I created a duplicate issue about this (https://github.com/facebook/draft-js/issues/578)
I understand that it may be a good idea to remove extra whitespace in many use cases, but I really would prefer there be an option to load the extra whitespace accurately, especially when there's nothing in the documentation that refers to this behavior. My use case: I'm using DraftJS as an email composer, and I have a snippet menu that allows me to insert snippets into the editor.
When I initially create my snippets (with Draft), the HTML _in_ the editor itself as well as the HTML I export from the editor (to save as the snippets in my database) includes <div><br></div>, which gets rendered as a blank line in the email.
When I try to insert then these snippets into the email composer, I'm using convertFromHTML and then inserting the result as a fragment. The problem is that the convertFromHTML function strips out these blank lines.
My current solution is to instead create fragments line by line, insert then, then split the blocks manually, but this is pretty error prone as it depends on specifics aspects of the HTML I'm inserting. I'll probably switch to the custom solution @benbriggs noted above, but that feels pretty heavy handed for something that should be configurable.
@gdehmlow since I last wrote that I've open sourced my version: https://github.com/HubSpot/draft-convert
:O that's awesome. Exactly what I've needed.. I had taken the lazy way out and forked from conversion to HTML as well so I could support custom entity exports.
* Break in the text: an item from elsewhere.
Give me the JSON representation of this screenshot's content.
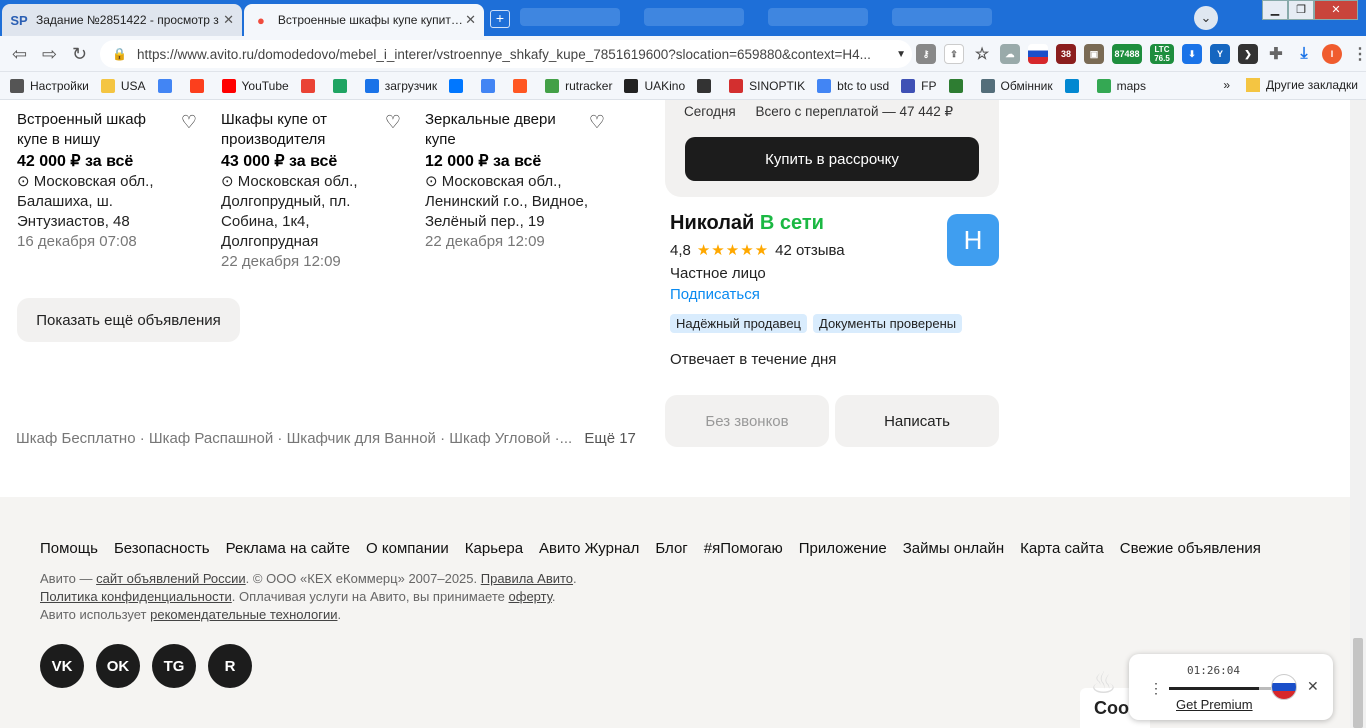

Will try to contribute as possible..
Agreed the user should have a choice, or at least this should be documented.
Just came across this while having some issues with the problem myself, and I think the answer given originally makes sense:
This was on purpose to keep pastes of long text from having a lot of extra spaces between paragraphs. The content coming in can be pretty messy sometimes and this is one of the things we try to do to clean it up.
Going to close this for now, but we may revisit it in the future.
Just came across this while having some issues with the problem myself, and I think the answer given originally makes sense:
This was on purpose to keep pastes of long text from having a lot of extra spaces between paragraphs. The content coming in can be pretty messy sometimes and this is one of the things we try to do to clean it up.
Going to close this for now, but we may revisit it in the future.
Whilst I agree, in most cases it makes sense to have it do that,
I feel that it should be an optional param for those many cases where it's not the behaviour which is wanted. Choice is always better than no choice and having to hack your way around it.
I honestly have never hated a library more than this one because of this problem. Watching you just scoff this off is infuriating. I'm sitting here trying to regex replace newline characters with sections just to get custom mentions with the ability to save text as paragraphs working.
@Smaxor5 have you tried using zero width characters like ‌ It renders "empty lines", the cursor is at the beginning and is not messed up when you convert with to json and back so you don't even have to strip it on the server-side.
@Smaxor5 have you tried using zero width characters like
‌It renders "empty lines", the cursor is at the beginning and is not messed up when you convert with to json and back so you don't even have to strip it on the server-side.
that's kinda then avoiding the point of the function surely?
of it reading html and converting it, without requiring pre-parsing by the user
Most helpful comment
Agreed the user should have a choice, or at least this should be documented.